I have heard of one lucky man for whom undervalued vegetables turned to solid gold. Here is the story as I was told it:
A farmer who grew acres and acres of onions became weary of trying to sell his onions at home, so he filled a carriage with bags of them and struck out to seek his fortune. After much journeying he reached a country where onions were unknown, and when he demonstrated their wonders to the royal court, the king rewarded the farmer by filling all of his onion bags with gold.
The farmer returned home and told his story. So his neighbor, a garlic farmer, took the same journey, to the same land.
The court was again bewitched, this time by garlic, and the night after a great feast, where garlic soups got the pulses quickened, and garlic chicken drove people to ecstasy, the garlic farmer was rewarded; his garlic sacks filled to brimming with treasure. The man drove straight back to his native land, aching to see his riches. When he finally arrived, he opened his bulging bags to find them full of the kingdom’s most prized possession: onions.”
I ate the best dessert of my life almost a decade ago in a town called
Praiano, seven miles down the winding road that leads from the
cliffside town of Positano toward the sea.
At the bottom of the road there is a tiny harbor where a man
named Armandino runs a restaurant with his daughter. I ate lunch
there, outside by the pier on a clear blue spring day.

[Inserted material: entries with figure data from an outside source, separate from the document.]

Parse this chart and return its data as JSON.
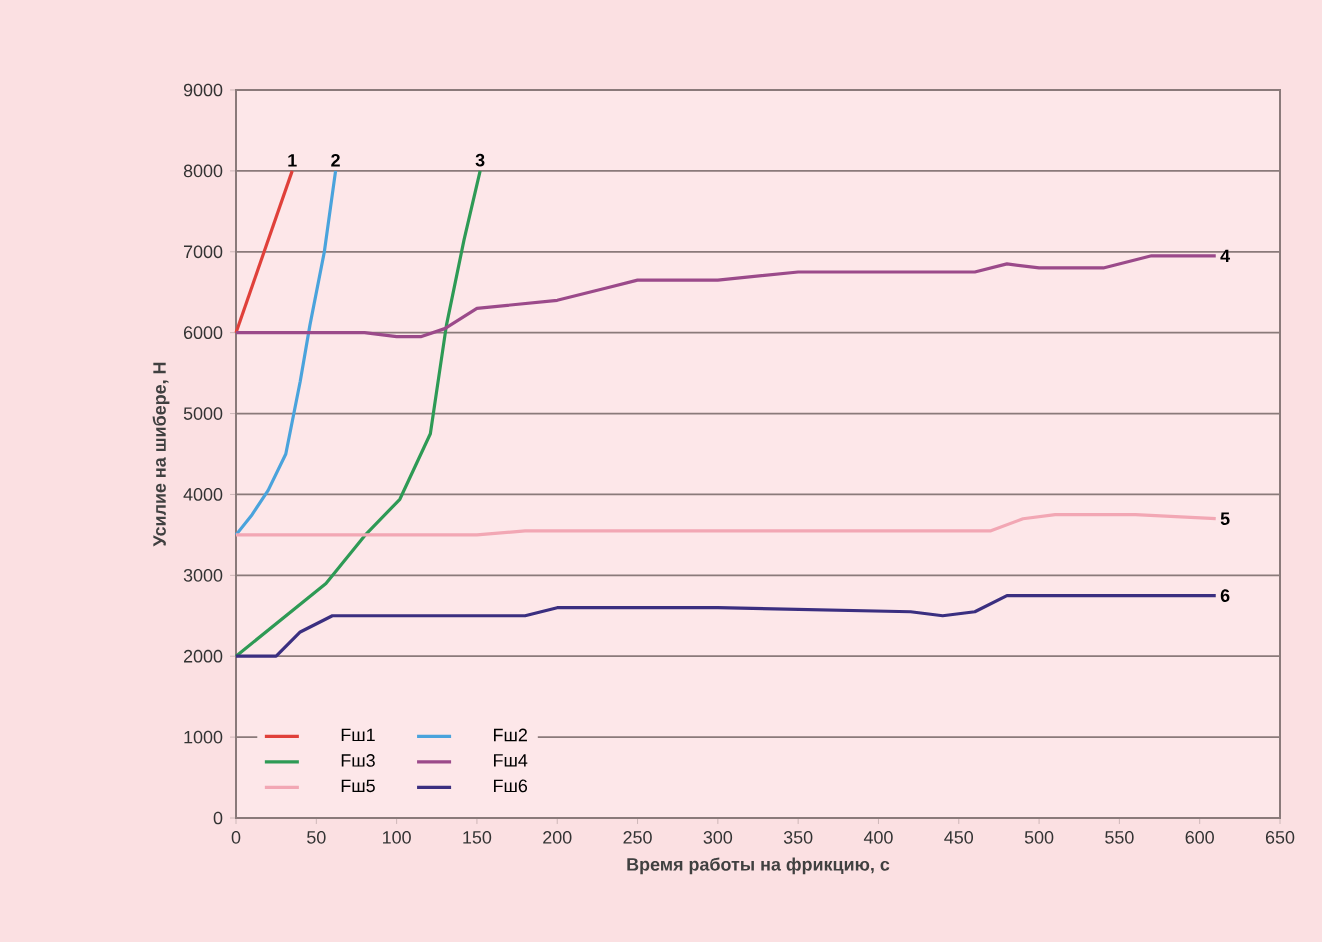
{
  "chart_data": {
    "type": "line",
    "xlabel": "Время работы на фрикцию, с",
    "ylabel": "Усилие на шибере, Н",
    "xlim": [
      0,
      650
    ],
    "xticks": [
      0,
      50,
      100,
      150,
      200,
      250,
      300,
      350,
      400,
      450,
      500,
      550,
      600,
      650
    ],
    "ylim": [
      0,
      9000
    ],
    "yticks": [
      0,
      1000,
      2000,
      3000,
      4000,
      5000,
      6000,
      7000,
      8000,
      9000
    ],
    "grid": "y",
    "legend": "bottom left",
    "marker": "none",
    "line_style": "solid",
    "series": [
      {
        "name": "Fш1",
        "color": "#e0403a",
        "x": [
          0,
          35
        ],
        "values": [
          6000,
          8000
        ]
      },
      {
        "name": "Fш2",
        "color": "#4aa3dc",
        "x": [
          0,
          10,
          20,
          31,
          40,
          46,
          55,
          62
        ],
        "values": [
          3500,
          3750,
          4050,
          4500,
          5400,
          6090,
          7000,
          8000
        ]
      },
      {
        "name": "Fш3",
        "color": "#2e9a55",
        "x": [
          0,
          56,
          81,
          102,
          121,
          131,
          142,
          152
        ],
        "values": [
          2000,
          2900,
          3510,
          3940,
          4750,
          6090,
          7150,
          8000
        ]
      },
      {
        "name": "Fш4",
        "color": "#9b4a8a",
        "x": [
          0,
          80,
          100,
          115,
          130,
          150,
          200,
          230,
          250,
          300,
          350,
          400,
          460,
          480,
          500,
          540,
          570,
          610
        ],
        "values": [
          6000,
          6000,
          5950,
          5950,
          6050,
          6300,
          6400,
          6550,
          6650,
          6650,
          6750,
          6750,
          6750,
          6850,
          6800,
          6800,
          6950,
          6950
        ]
      },
      {
        "name": "Fш5",
        "color": "#f2a7b4",
        "x": [
          0,
          150,
          180,
          470,
          490,
          510,
          560,
          610
        ],
        "values": [
          3500,
          3500,
          3550,
          3550,
          3700,
          3750,
          3750,
          3700
        ]
      },
      {
        "name": "Fш6",
        "color": "#3b2f80",
        "x": [
          0,
          25,
          40,
          60,
          80,
          180,
          200,
          300,
          420,
          440,
          460,
          480,
          610
        ],
        "values": [
          2000,
          2000,
          2300,
          2500,
          2500,
          2500,
          2600,
          2600,
          2550,
          2500,
          2550,
          2750,
          2750
        ]
      }
    ],
    "annotations": [
      {
        "text": "1",
        "x": 35,
        "y": 8000
      },
      {
        "text": "2",
        "x": 62,
        "y": 8000
      },
      {
        "text": "3",
        "x": 152,
        "y": 8000
      },
      {
        "text": "4",
        "x": 610,
        "y": 6950
      },
      {
        "text": "5",
        "x": 610,
        "y": 3700
      },
      {
        "text": "6",
        "x": 610,
        "y": 2750
      }
    ]
  }
}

I was with the man loved, and we ate. We ate tuna preserved
in olive oil, with little black olives and slivers of onion. Then pasta
with baby clams, still in their shells.
Then there was a plate of seafood: baby octopus, no bigger than
the pad of my thumb; pin-sized white bait; whole little anchovies;
a single, whole red mullet, just longer from his head to tail than
my hand. Each had been dipped in batter and fried and served with
lemon. After lunch we had hard nut cookies and a kind of half
frozen pudding. And then small dark coffees. After coffee, there was
limoncello, made from the lemons that grow up and down the cliffs.
When we finished our liqueur we sat, dazzled by the meal, the
bright water, and the birds picking fish off rocks and letting them
fall again, boats dropping in and out of the nearby harbors, which
were sunk too deep into the cliffs' mouths for us to watch them
Then Armandino came to our table carrying a bowl of dark, wet
walnuts, still in their shells, and two half glasses of red wine. We
explained that we were too full and had a distance still to drive that
day. Armandino pressed the wineglasses down and cleared a space
between them for the bowl of walnuts, and another for their shells.
It would be better, he said. if we left lunch with the tastes of the next
meal already in our mouths.
Cookies and lemon liqueur said nothing of dinner, but half sweet
walnuts and wine began to whisper. Something of another hunger,
another meal, of again finding a place to sit together, again finding
something good to eat.
We nodded, understanding then, and began to crack and peel the
nuts, still wet inside their shells.
We stopped talking and just peeled, watching thin filaments of
walnut skin coming off when either of us hit on spots with good
focus. We sipped our wine slowly and remained there, peeling and
sipping, getting no drunker but more ready, until the sky began to
darken, and it made sense for us to go.